I remember feeling like it almost became a freefall but on a slant. And it felt like it wasn’t possible to be still floating on water and falling like this. But I didn’t have too much time to think about it as furniture started going tumbling. And I grabbed on to a door frame to stop myself from falling into the windows which are now below me. I watched as a giant chair came tumbling and smashed into my fingers. At that time was when the wave crashed over us and I heard shouts and screams from all directions.

We were forced to switch direction to change heading to go with the waves while the medical team set up a triage station to help bandage everybody up.

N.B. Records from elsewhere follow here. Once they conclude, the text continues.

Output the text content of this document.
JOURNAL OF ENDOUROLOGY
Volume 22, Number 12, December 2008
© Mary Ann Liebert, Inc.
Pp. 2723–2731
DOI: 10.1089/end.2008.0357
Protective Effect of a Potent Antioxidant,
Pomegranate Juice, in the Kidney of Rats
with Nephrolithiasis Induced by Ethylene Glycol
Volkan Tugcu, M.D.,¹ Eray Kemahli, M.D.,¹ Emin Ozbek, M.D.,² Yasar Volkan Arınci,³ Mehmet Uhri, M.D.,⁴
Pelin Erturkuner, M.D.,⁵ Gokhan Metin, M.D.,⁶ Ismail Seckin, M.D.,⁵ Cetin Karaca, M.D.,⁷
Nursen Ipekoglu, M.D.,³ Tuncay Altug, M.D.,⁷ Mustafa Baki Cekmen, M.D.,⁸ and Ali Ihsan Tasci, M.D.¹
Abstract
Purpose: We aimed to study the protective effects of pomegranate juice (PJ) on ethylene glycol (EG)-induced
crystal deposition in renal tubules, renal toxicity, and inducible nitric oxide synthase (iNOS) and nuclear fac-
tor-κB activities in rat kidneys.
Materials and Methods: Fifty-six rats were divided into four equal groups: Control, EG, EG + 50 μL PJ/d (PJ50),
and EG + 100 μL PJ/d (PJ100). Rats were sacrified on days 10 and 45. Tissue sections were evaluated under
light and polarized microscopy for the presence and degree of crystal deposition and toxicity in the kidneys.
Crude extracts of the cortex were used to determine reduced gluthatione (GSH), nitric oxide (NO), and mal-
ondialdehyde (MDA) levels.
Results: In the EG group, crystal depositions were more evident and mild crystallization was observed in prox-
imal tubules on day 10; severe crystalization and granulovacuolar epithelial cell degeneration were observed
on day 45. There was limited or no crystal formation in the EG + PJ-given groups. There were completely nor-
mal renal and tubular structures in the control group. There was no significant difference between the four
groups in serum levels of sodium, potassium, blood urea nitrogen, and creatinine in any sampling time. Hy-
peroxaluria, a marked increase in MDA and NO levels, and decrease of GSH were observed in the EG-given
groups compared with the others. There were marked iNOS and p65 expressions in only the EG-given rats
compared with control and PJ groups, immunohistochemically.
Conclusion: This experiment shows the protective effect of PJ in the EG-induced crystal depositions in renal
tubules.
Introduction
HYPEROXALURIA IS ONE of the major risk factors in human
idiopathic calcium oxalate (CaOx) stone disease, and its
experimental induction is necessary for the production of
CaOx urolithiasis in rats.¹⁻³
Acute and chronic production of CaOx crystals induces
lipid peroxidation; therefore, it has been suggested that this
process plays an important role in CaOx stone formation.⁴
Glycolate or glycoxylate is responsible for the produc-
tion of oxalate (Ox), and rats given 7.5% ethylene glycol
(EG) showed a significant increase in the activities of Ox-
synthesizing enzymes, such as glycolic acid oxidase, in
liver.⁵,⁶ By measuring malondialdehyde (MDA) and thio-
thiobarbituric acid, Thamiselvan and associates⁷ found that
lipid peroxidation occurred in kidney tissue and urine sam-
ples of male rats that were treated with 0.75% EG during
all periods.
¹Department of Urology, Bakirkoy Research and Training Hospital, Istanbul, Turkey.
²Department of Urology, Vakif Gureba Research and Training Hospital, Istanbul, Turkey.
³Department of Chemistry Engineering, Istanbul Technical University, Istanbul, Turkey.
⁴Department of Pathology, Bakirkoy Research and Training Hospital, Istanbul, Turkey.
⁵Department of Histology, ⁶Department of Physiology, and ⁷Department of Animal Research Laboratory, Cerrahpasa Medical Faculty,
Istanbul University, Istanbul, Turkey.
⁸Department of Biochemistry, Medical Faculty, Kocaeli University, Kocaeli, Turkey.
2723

Once I had bandaged up my fingers, I ran around trying to grab whatever the doctors and nurses needed to help out.

The ship was now going in the wrong direction, towards the direction of Africa, but we had no choice but to take care of everybody who had been injured. Meanwhile, the Prinsendam had also sustained damage and had even taken on some water down in the lower decks, so we had no choice but to turn the ship around and go back to Argentina.

We got some people to the clinics and started doing some repairs on the ship. And while we were docked there in Argentina for a few days, the captain had a big decision to make. Given what had just transpired, given the injuries that some of our elderly passengers had sustained, though amazingly, none of them were major injuries. Even though people were bandaged and bruised, there were no broken bones and also, no broken spirits. They were still in pretty good spirits.

But nonetheless, the captain had this decision to make and he made the appropriate decision. “I'm sorry ladies and gentlemen. We have to skip Antarctica.”

Of course, I was disappointed. I really wanted to see Antarctica. But the Bills and Barbs, they stood up hobbling and limping, bandaged and bruised and they said, “No way! We are going to Antarctica come hell or high water.”

This didn’t just take the captain by surprise. It took us all by surprise. The captain didn’t know what to do facing this potential senior citizen mutiny so he decided to put it to a vote. And of the 792 passengers on the Prinsendam, every single one of them voted to go back through the storm.

The Bills and Barbs had spoken. So we secured everything down, sealed all the hatches, closed all the water-tight doors, everybody was to go to their cabins and lay down in their bed for safety measure while we went back through the Drake, crew included.

And I lay there in my bed down in the decks below thinking, “Was it a wise idea to leave this decision in the hands of the Bills and the Barbs? The ones who only have one more item on their to-do list for life? I’ve still got a few more.”

And I lay there in my bed as the hull of the ship smashed over and over and over against the Drake all through the day and into that night. And somewhere in the middle of the night, finally, I fell asleep.

I woke up in the morning and everything was calm and still. I jumped up and pulled open the little curtain to the portal, and as I did, immediately, the sun blinded me. As my eyes adjusted, I realized that it wasn’t the sun directly hitting my eyes but rather, the reflection of the sun bouncing off the tallest mountains of ice I could’ve ever possibly imagined.

The Bills and Barbs didn’t care about the storm. They weren’t afraid to turn back. And it was pretty amazing, their attitude the whole way through. They just wanted to see Antarctica, just wanted to cross off that final item on their lives’ to-do list. And they did it.

For me, in my life, I often find I'm facing challenges, moments of indecision, moments when I don’t know whether to go forward or to go backwards and I often get scared. Moments when those challenges seem so giant and colossal. Moments like that when those challenges look to me like they’re a 20-meter wave about to crash down on me. And in moments like that, I think a good question to ask myself is, “What would Bill and Barb do?” Thank you.